Mobile phones promise similar opportunities for developing and developed nations alike. According to McKinsey:
“The explosion of mobile networks is giving billions of people their first real entry point into the global economy, helping them become more informed consumers, connecting them with jobs, and providing much better access to credit and finance. The economic impact is tangible: every 10 percent increase in cell phone penetration in India corresponds to a nearly 0.6 percent rise in national GDP. Kenya shows how the future might unfold: just four in ten Kenyans have cell phones, yet half of all users–or one in five Kenyans–now make purchases via mobile-payment systems. Kenya’s largest employer is txteagle, an SMS messaging company, which provides jobs to more than 10,000 Kenyan citizens by doling out “microwork”: small tasks that can be accomplished over mobile networks.”
Mobile, just like cheap PCs and Internet access before it, will create a world of new customers in markets you’ve never imagined. Some around the corner. And some, around the globe.
Innovative companies, such as Google, 3M and IBM, allow their employees time to explore whatever they choose, in hopes of finding “the next big thing.” Those explorations resulted in, among other things, Google News, Post-it Notes and Lasik. These companies understand disruption. They’re not waiting for it to happen to them. Instead, they’re working to disrupt themselves.
Effective managers set priorities every day and focus the bulk of their companies’ energies on the areas that generate the greatest revenues and profits. You should too.

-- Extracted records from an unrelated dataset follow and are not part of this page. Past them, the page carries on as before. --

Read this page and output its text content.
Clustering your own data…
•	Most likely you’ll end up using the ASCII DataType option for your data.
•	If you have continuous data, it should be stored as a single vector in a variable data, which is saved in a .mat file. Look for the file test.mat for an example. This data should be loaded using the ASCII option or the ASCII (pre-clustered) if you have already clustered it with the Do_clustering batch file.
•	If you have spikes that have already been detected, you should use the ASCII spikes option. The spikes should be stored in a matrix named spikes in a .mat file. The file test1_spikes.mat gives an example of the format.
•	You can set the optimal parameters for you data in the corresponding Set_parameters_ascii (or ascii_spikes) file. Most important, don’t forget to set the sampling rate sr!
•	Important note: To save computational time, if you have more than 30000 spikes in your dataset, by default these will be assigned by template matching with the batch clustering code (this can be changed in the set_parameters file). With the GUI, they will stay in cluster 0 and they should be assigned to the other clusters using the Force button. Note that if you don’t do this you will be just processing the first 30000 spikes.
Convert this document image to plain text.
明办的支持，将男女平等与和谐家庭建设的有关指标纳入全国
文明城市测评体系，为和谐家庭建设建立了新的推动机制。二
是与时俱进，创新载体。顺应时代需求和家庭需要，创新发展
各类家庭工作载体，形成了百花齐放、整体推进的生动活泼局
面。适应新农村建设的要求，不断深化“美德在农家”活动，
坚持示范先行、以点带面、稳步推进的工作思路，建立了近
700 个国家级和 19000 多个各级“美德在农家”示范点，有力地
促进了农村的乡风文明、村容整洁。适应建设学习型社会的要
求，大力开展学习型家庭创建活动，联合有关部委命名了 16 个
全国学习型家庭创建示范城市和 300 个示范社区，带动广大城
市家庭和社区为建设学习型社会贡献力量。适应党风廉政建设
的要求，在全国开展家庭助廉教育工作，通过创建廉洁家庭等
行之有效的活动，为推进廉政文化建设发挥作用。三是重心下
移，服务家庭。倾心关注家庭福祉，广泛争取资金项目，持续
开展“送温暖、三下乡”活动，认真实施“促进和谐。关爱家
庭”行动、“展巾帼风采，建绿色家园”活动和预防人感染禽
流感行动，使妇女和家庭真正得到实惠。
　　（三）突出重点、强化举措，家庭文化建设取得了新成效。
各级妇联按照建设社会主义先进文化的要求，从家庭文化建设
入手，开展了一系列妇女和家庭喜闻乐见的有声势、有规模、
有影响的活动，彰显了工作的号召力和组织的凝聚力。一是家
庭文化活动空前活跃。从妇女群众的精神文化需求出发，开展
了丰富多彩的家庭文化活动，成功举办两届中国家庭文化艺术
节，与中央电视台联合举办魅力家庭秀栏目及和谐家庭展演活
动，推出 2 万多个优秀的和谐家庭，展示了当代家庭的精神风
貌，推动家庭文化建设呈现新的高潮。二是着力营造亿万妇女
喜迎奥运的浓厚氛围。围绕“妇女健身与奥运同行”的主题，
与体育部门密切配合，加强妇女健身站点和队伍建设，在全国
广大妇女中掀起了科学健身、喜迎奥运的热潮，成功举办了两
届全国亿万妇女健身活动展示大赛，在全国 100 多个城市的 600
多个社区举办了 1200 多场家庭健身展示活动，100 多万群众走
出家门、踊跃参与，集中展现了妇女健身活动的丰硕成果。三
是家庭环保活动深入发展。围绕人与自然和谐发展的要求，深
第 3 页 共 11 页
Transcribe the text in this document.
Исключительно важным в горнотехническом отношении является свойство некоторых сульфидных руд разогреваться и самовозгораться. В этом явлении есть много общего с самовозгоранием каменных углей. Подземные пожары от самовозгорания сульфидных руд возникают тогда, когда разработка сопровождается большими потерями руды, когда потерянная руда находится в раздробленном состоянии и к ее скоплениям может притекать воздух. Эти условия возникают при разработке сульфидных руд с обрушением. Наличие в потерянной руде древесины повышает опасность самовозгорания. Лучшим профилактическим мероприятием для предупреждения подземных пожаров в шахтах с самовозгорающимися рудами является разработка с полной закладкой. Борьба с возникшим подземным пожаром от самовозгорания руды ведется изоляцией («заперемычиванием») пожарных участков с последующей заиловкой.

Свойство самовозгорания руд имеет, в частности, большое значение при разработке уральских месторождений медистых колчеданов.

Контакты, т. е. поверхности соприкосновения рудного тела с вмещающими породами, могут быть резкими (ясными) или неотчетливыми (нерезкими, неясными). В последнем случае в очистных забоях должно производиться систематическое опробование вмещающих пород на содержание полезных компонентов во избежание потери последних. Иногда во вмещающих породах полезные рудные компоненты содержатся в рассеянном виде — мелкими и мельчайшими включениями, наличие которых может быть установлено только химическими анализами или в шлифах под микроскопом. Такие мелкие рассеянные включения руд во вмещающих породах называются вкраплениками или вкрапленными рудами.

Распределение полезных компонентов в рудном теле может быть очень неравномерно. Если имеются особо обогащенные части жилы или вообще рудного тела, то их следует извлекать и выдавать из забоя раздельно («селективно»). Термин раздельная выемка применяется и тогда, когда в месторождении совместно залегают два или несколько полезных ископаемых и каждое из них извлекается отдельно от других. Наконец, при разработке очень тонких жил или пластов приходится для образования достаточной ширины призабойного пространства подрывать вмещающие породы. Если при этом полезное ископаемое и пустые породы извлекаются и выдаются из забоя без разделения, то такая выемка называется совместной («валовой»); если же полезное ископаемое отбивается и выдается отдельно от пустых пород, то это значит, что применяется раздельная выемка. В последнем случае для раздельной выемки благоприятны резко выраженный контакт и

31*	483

But, once you’ve done that, carve out a little time to explore more disruptive areas. And I know I’m repeating myself, but social, mobile and local represent the most fundamentally disruptive tools since the Internet itself.
Disruption is coming. Wouldn’t you rather it came from you? Setting the right priorities for your business is critical. But there’s at least one thing more important to good managers than setting the right priorities. And that’s making sure your company has a future.